Page 1 of 1

Poisson 3 level model for overdispersion

Posted: Wed Jun 17, 2015 4:00 pm
by rdmcdowell
Hello

I have some cross-sectional count data I wish to model using MLwin. It is two-level data, patients within GP practices, 1 observation per patient. From my work in STATA, I know there is overdispersion that needs to be taken account of. With STATA, I can add another random effect, so that observations (=1 per patient) are clustered within patients within practices e.g.

xtmepoisson (outcome predictors) || practiceid: || patientid: , irr

Could someone advise how to do this in MLWin?
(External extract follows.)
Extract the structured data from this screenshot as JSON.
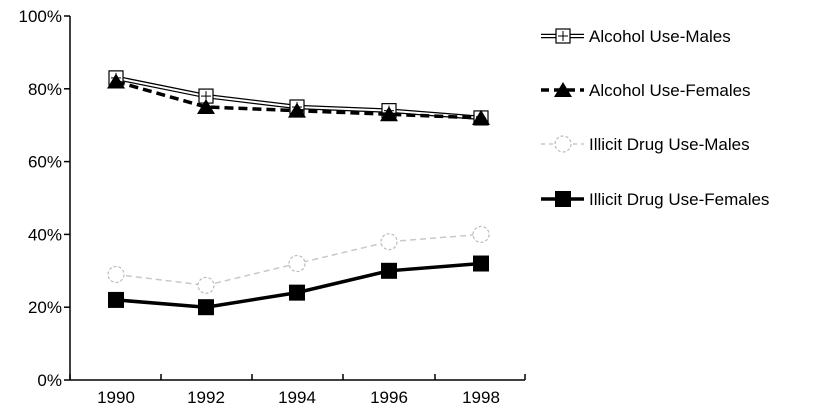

When I set my outcome to a 3 level variable, with the highest level as practice, I am unsure how to correctly specify the other two levels.

Many thanks in advance

Ron

Re: Poisson 3 level model for overdispersion

Posted: Wed Jun 17, 2015 4:40 pm
by ChrisCharlton
As you are a Stata user I will assume that you are using -runmlwin-, for which George has previously provided the following example:

https://www.cmm.bristol.ac.uk/forum/vie ... t=453#p985

MLwiN uses quasi-likelihood when fitting these models with (R)IGLS so it is recommended that you fit at least your final models using the MCMC estimation method.

Other ways that you can model overdispersion via -runmlwin- are with the extra option or fitting the model as negative-binomial, however these options are not currently allowed by -runmlwin- when fitting the model with MCMC.

Re: Poisson 3 level model for overdispersion

Posted: Thu Jun 18, 2015 11:22 am
by rdmcdowell
Thanks for that. It has been a while since I used mlwin and had forgotten about the runmlwin option.